EM-LA Federal Cleanup Director Cheryl Rodriguez detailed the significance of the interim measure, one of several Consent Order campaigns currently underway. The Consent Order is the enforceable agreement between the New Mexico Environment Department (NMED) and DOE for the cleanup of legacy waste that was at LANL before 1999.

“While we have a number of environmental remediation activities underway as part of the Consent Order with NMED, the effort to pull back the plume from the laboratory’s boundary with the Pueblo de San Ildefonso has been our highest Consent Order priority,” Rodriguez said. “We look forward to seeing the impact of the full implementation of the interim measure.”

The system works by pumping chromium-contaminated groundwater from the regional aquifer through extraction wells and piping it to a centrally-located treatment system to remove chromium from the groundwater to achieve chromium levels below permitted regulatory standards. The treated water is then pumped to injection wells along the edge of the plume.

The combined extraction and injection shows the interim measure’s effectiveness at lowering chromium concentrations at monitoring wells. Over time, injection of the treated water lowers the chromium concentrations along the edge of the plume and reduces the plume’s size.

A network of more than 30 monitoring, extraction, and injection wells has been installed in and around the plume, including two monitoring wells that would detect hexavalent chromium before it could reach Los Alamos County’s nearest water-supply well. Installed in 2007, these monitoring wells have never detected elevated concentrations of hexavalent chromium in the groundwater.

Additional monitoring wells will be installed in the northwest and southwest portions of the plume over the next year.
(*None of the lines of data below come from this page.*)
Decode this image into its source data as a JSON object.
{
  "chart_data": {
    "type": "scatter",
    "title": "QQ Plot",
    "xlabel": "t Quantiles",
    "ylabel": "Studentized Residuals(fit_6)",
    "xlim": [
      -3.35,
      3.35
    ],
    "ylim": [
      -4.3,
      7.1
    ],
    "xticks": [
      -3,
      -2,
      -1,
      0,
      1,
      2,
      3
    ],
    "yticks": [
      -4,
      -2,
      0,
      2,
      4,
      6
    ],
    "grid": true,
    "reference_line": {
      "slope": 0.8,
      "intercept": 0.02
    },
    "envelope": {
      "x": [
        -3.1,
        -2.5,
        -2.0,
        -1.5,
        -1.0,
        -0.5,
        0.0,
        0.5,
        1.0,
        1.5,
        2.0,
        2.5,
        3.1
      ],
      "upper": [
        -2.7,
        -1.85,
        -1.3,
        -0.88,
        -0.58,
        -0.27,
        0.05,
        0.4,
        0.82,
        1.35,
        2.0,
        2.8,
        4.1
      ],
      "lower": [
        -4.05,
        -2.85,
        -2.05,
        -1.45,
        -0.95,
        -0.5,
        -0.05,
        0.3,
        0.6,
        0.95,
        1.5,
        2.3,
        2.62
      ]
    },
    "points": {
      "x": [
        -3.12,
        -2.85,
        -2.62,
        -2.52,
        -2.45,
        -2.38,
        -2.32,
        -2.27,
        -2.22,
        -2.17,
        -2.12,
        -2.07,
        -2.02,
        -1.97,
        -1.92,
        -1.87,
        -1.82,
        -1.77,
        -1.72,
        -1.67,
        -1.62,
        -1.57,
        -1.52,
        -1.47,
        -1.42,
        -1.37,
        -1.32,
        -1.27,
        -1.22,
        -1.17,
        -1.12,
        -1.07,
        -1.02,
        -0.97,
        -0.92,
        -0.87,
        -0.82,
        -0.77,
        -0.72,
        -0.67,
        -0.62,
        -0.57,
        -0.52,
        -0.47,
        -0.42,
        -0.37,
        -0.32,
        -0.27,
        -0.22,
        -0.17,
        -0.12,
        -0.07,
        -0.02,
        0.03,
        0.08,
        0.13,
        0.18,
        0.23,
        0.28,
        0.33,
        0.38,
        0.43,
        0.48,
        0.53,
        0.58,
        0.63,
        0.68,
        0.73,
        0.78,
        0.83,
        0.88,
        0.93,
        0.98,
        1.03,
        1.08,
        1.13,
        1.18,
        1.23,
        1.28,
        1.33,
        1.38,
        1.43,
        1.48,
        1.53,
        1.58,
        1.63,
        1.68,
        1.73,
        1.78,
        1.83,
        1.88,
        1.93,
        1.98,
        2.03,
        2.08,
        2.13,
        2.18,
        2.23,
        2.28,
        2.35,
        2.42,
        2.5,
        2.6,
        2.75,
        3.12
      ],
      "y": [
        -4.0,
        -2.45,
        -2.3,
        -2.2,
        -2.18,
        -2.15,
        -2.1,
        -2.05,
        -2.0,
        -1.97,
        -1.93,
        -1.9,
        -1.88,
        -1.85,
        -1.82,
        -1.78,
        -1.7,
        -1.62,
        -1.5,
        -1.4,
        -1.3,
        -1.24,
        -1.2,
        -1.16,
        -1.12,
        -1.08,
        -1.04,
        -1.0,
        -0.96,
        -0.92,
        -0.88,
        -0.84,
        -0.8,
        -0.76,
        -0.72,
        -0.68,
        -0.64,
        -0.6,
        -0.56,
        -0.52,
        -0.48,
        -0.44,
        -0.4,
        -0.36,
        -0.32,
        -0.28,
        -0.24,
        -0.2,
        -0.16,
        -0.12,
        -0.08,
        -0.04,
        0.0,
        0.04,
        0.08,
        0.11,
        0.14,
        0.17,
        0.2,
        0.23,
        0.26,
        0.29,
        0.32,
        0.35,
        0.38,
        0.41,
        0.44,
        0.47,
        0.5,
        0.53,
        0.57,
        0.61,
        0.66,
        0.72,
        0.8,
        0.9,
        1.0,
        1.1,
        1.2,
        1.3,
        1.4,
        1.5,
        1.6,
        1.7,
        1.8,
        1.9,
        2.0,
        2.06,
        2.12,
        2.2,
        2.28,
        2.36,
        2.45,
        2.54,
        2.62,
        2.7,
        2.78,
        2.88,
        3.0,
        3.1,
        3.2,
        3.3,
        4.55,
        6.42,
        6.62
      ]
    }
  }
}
While full implementation of the interim measure is underway, EM-LA and N3B are conducting aquifer and plume characterization to refine modeling that will support development of a final remedy.

From 1956 to 1972, workers at a non-nuclear power plant at LANL periodically flushed chromium-contaminated water from the plant’s cooling towers into Sandia Canyon. At the time, chromium was commonly used as a corrosion inhibitor. The water flowed down Sandia Canyon as surface water penetrated the underlying rock layers, and in time seeped into the regional aquifer beneath Sandia and Mortandad canyons. LANL ceased releasing chromium-contaminated water in 1972.